PACS Lab Facilities

The PACS Lab is a ca. 300 m2, multi-user facility and open to external users on a limited cost-recovery basis. This can include charges associated with processing samples or for larger projects, students visiting the lab to carry out analyses under the supervision of PACS Lab technical staff.  Typical costs for analyses can be found on the Service Costs page or by contacting us to discuss project scope and needs.

The Archive

The archive consists of about 1 km of permafrost cores. The archive has a capacity of about 2.5 km of core.  Most samples within the archive come from the Froese group's work over the last 20 years, largely from NW Canada (Yukon and NWT) dating from modern permafrost to ancient samples up to 800,000 years old. Notable collections include the geotechnical cores from the Sentinel Inuvik-Tuktoyaktuk Highway, and other geotechnical donations from companies. All samples in the archive are tracked using eLab LIMS with QR codes to the cooler and shelf location within the archive.
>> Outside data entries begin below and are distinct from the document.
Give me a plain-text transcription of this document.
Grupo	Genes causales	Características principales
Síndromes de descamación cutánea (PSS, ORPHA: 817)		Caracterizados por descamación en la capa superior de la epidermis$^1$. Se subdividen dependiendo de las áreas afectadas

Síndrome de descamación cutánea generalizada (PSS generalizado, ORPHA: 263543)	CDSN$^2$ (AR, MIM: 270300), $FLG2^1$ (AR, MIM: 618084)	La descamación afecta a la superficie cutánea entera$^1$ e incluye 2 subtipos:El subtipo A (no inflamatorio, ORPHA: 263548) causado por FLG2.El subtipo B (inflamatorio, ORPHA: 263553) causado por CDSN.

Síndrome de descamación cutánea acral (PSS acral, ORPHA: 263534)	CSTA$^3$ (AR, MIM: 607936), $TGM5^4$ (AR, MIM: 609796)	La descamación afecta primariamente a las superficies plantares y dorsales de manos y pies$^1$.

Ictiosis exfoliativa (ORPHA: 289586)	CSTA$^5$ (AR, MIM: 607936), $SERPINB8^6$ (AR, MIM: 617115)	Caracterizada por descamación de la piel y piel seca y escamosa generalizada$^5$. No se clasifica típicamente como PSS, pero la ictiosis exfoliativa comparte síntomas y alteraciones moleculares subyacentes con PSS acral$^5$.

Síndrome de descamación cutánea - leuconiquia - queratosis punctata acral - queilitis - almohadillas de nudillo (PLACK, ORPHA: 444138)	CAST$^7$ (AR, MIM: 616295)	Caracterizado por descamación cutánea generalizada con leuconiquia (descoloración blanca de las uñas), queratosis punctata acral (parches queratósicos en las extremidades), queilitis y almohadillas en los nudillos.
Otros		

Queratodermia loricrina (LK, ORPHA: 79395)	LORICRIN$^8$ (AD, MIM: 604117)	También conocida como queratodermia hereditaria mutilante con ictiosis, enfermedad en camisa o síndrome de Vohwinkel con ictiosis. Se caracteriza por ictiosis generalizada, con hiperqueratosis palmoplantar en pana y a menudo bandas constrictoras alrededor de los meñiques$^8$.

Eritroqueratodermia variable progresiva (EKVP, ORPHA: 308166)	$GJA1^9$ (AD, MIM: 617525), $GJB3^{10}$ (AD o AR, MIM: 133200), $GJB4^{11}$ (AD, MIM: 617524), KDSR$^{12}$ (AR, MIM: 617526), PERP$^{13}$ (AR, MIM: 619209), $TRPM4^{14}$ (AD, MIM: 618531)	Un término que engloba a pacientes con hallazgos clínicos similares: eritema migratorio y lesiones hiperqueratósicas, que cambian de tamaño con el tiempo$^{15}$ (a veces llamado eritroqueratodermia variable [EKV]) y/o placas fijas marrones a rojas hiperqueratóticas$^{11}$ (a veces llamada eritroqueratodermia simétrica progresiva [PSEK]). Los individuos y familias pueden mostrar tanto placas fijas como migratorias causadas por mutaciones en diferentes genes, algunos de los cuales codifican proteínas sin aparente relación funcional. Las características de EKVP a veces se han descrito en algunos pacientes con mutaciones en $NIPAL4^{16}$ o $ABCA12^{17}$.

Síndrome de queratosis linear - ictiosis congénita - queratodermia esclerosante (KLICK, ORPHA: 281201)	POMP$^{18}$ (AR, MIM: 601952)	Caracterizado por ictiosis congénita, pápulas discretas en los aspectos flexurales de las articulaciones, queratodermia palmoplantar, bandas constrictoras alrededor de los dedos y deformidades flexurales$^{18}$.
As of 2023, all samples in the archive are also within our Lab database tracking system.  


Coolers with permafrost samples within the PACS Archive.

Core processing room 

The core processing place is equipped with bandsaws, large tile cutting saw for splitting cores, and a variety of rock and tile saws and layout space for processing permafrost cores and frozen materials.  The cutting room is kept at -7 degrees C and equipped with CO2 and warm-temperature sensors.

Nikon XTH 225 ST CT

We have a Nikon XTH 225 ST Industrial CT Scanner equipped with fixed and rotating target sources.  This allows imaging to a resolution of ~ 3 microns for small objects, and commonly 20-50 microns for core-sized samples.  It can manage samples up to 35 cm x 35 cm x 50 cm and up to 50 kg with varying energies from ca. 60-225 kV.  More details on sample requirements, rates and examples can be found on the PACS CT page.  We have developed methods in the lab for scanning of frozen materials in the room-temperature cabinet for up to several hours while holding temperatures well below 0º C.

Multi-sensor core logger

We use a Geotek MSCL to image and characterize permafrost cores for frozen bulk density using a 137Cs gamma source (which we use to estimate ice content), magnetic susceptibility, and optical imagery.  Our recent work on MSCL applied to permafrost can be found in our paper in The Cryosphere. More details on rates for this service can be found here.

Analytical Laboratory

The PACS Lab analytical space includes 2 Picarro L-2130i water isotope analyzers, mastersizer grain size system, drying furnaces, muffle furnaces, freeze-driers, analytical balances, MetroToledo pH and EC meters, digital core viewing computers and most anything you could want for working with permafrost cores. More details on rates for these services can be found here.

Clean Labs

We have two Hepa-filtered clean rooms with positive air pressure and anti-rooms that are used for preparation of samples for microbial and ancient DNA extractions from permafrost samples. These labs have been purposefully built to avoid contamination in permafrost research. The first clean lab allows reduction of samples and removal of contamination either through water-reduction, following the approach we used in Alireza Saidi-Mehrabad's PhD presented here, or through physical reduction of outer contaminants presented in Tyler Murchie's PhD and, also presented much earlier in D'Costa et al. (2011) using spiked contaminant tracers. 


Ancient DNA extraction lab

We have a second clean lab with postive air pressure HEPA-filtered air with anti-room for sedimentary (ancient environmental) DNA (sedaDNA) extractions from permafrost samples. Only samples reduced to single vial size in the Clean lab enter this lab to avoid contamination. This lab is set up to use either soil DNA kits (e.g. DNEasy PowerSoil Pro kits) or the Dabney cold-spin extraction method discussed in Tyler Murchie's recent papers for permafrost sedimentary ancient DNA (sedaDNA).